Notice & Comment

AALS Journal of Legal Education Symposium on Legislation and Regulation in 1L Curriculum

Last week the Journal of Legal Education, which is the official legal pedagogy journal of the Association of American Law Schools (AALS), published a terrific symposium issue on legislation and regulation in the first-year law school curriculum. It’s great to see the issue in print. You can access the full version for free here.

The live symposium was held at the AALS Annual Meeting in January, and the discussion and empirical findings were just fascinating. It’s a fun read for law school curriculum nerds as well as probably a must-read for those interested in teaching legislation and/or regulation.
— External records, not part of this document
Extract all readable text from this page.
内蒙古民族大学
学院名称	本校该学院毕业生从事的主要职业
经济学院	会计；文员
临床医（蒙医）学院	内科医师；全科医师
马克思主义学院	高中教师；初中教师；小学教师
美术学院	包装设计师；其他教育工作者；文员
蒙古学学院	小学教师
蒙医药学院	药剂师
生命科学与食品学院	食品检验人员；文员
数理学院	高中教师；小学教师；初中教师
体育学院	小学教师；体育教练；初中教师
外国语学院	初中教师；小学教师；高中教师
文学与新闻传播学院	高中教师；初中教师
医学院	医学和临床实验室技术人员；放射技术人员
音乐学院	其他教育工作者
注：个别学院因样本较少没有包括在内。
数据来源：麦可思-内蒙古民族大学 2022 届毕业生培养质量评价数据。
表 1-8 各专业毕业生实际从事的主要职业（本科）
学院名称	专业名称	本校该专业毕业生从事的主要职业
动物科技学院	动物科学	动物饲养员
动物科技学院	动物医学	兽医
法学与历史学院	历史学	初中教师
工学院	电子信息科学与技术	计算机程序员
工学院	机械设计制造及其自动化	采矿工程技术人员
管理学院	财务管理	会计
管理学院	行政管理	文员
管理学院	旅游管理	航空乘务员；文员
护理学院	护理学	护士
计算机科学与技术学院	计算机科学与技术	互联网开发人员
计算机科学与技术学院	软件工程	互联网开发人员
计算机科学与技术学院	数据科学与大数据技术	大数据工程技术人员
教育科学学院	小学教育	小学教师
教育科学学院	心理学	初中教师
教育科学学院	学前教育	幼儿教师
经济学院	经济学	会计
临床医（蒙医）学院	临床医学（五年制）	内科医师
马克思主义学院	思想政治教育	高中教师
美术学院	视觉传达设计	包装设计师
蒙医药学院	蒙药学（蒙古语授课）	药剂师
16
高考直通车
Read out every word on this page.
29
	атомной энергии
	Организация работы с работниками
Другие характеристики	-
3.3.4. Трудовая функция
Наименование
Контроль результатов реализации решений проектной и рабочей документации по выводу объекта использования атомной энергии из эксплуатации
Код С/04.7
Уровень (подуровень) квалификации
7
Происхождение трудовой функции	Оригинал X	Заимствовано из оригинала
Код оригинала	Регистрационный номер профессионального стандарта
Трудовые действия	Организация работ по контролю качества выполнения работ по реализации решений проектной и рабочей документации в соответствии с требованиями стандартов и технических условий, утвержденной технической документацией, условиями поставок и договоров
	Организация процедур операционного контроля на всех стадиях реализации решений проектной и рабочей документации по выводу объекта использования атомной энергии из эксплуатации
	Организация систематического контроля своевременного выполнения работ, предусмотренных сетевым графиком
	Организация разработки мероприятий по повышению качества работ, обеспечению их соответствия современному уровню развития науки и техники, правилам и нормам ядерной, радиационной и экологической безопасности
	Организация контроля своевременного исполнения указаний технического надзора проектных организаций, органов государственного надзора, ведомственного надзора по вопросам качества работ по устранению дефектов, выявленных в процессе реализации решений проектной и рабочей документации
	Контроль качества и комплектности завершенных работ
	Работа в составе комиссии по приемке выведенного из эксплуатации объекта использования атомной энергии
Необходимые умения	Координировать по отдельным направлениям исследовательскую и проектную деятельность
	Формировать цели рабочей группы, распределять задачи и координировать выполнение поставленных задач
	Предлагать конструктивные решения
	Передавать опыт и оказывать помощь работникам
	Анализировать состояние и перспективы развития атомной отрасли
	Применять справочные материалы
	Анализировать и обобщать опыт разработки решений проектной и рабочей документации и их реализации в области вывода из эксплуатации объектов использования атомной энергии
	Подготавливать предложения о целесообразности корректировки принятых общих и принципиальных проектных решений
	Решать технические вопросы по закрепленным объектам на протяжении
Here’s the list of contributions to the symposium (with hyperlinks to each essay and author):

Legislation and Regulation in the Core Curriculum: A Virtue or a Necessity?
James J. Brudney (Fordham)

Lessons from the Turn of the Twentieth Century for First-Year Courses on Legislation and Regulation
Kevin M. Stack (Vanderbilt)

Legislation & Regulation and Reform of the First Year
John F. Manning & Matthew Stephenson (Harvard)

A Program in Legislation
Dakota S. Rudesill, Christopher J. Walker & Daniel P. Tokaji (Ohio State)

Making Sausage: What, Why and How to Teach about Legislative Process in a Legislation or Leg-Reg Course
Deborah A. Widiss (Indiana)

The Ripple Effect of “Leg-Reg ” on the Study of Legislation and Adminstrative Law in the Law School Curriculum
Abbe R. Gluck (Yale)

As the line-up reflects, my colleagues Dakota Rudesill and Dan Tokaji (and I) contributed to the symposium, focusing on how law schools should embrace a comprehensive legislation curriculum with upper-level experiential-learning courses and discussing our law school’s development of such a curriculum over the last two decades.